The term originated with an attempt to reduce the risk of alcoholism by avoiding excessive drinking.
According to the paper, drinking at a party and a bar is more likely to increase a person’s risk of alcohol poisoning than drinking at home.
It’s not surprising that people would be tempted to drink more than they need to.
But they should also be careful not to binge drink or binge on alcoholic beverages that are being served.
There’s nothing inherently wrong with binge drinking, but if you do, you should consider how you’re consuming it and whether you need to avoid excessive drinking altogether.
“Binge drinking is bad for your health and social well-being,” said the study’s lead author, Maryanne Kollenberg, PhD, a professor of psychiatry and behavioral sciences at the University of Illinois at Chicago.
“The more you binge, the more likely you are to develop alcohol-related problems.”
While the authors of the study say they’re not recommending binge drinking to everyone, they believe it’s a way to reduce your risk of developing alcohol poisoning.
According the study, “shoving” involves drinking alcohol, then drinking alcohol to the point of not being able to drink anymore, and drinking a smaller amount of alcohol than you think is safe.
That means if you’re already drinking a lot of alcohol and the amount you’re drinking now is less than you’d like, you can go back to your previous level of drinking.
“Shoving alcohol is an excellent way to minimize your risk for alcohol poisoning,” said Kollenburg.
If you do want to avoid binge drinking at the bar or party, however, you’ll probably need to keep some of your binge drinking under wraps for now.
“Don’t go out and drink too much.
You might want to keep it secret from friends and family.
And if you get too much alcohol in your system, you might want some more time to take it off,” said Dr.

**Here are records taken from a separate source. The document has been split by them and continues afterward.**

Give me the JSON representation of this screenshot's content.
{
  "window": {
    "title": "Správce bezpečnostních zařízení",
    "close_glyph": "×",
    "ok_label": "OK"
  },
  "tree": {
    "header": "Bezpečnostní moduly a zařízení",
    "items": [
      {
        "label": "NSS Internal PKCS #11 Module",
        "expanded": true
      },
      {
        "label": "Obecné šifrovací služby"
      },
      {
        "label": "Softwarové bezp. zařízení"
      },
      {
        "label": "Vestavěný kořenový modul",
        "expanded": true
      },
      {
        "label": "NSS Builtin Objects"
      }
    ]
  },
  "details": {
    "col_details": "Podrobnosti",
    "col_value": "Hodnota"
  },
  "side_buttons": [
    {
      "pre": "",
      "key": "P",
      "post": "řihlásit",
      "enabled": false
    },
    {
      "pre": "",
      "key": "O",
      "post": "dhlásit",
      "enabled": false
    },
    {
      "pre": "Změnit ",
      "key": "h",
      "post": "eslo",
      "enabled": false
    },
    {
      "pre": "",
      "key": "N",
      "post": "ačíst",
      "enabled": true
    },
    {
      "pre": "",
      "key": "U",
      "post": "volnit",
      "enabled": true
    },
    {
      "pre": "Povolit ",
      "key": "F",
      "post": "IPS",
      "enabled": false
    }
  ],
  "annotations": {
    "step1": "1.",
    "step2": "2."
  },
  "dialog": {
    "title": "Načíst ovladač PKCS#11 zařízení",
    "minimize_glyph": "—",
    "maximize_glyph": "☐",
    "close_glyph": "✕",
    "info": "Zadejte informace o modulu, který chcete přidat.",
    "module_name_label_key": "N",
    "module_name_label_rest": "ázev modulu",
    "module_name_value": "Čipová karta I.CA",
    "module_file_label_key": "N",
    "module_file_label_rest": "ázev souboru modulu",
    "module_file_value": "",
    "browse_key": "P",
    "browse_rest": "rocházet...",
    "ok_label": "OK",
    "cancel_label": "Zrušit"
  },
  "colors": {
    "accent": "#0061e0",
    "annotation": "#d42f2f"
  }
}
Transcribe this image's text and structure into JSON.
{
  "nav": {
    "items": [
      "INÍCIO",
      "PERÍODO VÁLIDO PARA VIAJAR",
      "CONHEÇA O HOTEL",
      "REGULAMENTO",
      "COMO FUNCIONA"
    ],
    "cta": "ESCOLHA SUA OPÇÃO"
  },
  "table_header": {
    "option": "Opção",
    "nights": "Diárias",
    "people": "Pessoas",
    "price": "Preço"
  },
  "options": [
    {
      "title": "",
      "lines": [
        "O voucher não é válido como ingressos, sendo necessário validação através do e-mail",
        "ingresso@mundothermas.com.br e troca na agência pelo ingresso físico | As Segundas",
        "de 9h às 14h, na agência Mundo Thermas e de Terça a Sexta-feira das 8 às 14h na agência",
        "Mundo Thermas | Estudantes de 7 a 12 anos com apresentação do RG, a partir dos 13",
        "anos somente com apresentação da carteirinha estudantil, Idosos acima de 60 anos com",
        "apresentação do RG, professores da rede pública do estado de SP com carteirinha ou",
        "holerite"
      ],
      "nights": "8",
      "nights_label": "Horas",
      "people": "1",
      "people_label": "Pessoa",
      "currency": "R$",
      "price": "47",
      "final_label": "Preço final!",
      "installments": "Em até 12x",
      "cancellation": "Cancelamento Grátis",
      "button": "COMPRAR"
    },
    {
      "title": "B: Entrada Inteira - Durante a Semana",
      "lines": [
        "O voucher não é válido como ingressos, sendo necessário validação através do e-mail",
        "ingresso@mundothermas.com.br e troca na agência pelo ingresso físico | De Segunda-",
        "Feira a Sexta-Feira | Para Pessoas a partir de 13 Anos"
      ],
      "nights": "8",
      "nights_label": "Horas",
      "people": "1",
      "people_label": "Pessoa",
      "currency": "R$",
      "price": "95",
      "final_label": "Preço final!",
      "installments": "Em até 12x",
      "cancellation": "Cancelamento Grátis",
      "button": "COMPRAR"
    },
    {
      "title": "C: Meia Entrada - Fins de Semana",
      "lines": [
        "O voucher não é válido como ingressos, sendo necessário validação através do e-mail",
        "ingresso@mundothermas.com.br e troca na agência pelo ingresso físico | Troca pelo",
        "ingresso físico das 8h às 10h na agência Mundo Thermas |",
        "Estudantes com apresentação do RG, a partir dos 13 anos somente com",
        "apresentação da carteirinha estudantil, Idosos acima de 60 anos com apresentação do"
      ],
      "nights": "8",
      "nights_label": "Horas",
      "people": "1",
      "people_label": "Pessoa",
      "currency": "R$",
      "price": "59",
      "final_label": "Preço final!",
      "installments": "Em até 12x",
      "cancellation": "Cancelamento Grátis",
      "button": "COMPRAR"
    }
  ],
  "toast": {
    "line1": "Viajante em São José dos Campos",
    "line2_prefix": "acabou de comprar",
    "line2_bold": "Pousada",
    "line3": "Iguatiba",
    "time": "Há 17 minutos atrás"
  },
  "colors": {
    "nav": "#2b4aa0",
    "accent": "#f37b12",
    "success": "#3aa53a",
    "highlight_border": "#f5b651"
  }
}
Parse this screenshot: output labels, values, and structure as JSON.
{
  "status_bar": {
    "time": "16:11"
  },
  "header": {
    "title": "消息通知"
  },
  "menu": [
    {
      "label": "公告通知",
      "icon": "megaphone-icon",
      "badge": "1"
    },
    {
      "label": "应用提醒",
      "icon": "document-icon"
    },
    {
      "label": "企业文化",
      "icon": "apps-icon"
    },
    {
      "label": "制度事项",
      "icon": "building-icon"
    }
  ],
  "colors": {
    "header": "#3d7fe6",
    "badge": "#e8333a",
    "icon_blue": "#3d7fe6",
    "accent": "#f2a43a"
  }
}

Daniel T. Katz, PhD and senior author of the paper.
“But it’s important to drink responsibly and to limit your drinking to moderate amounts, to avoid overconsumption of alcohol.”
In addition to the potential risks of binge drinking in general, there are some benefits of avoiding excessive alcohol consumption.
“When you consume alcohol in moderation, it can help protect you from heart disease and other conditions, reduce your risks of type 2 diabetes and stroke, and even improve your overall health,” said Katz.
“It also helps prevent you from developing chronic diseases, including Alzheimer’s disease and Parkinson’s disease.”
The study was supported by grants from the National Institute on Alcohol Abuse and Alcoholism, the National Institutes of Health and the National Cancer Institute.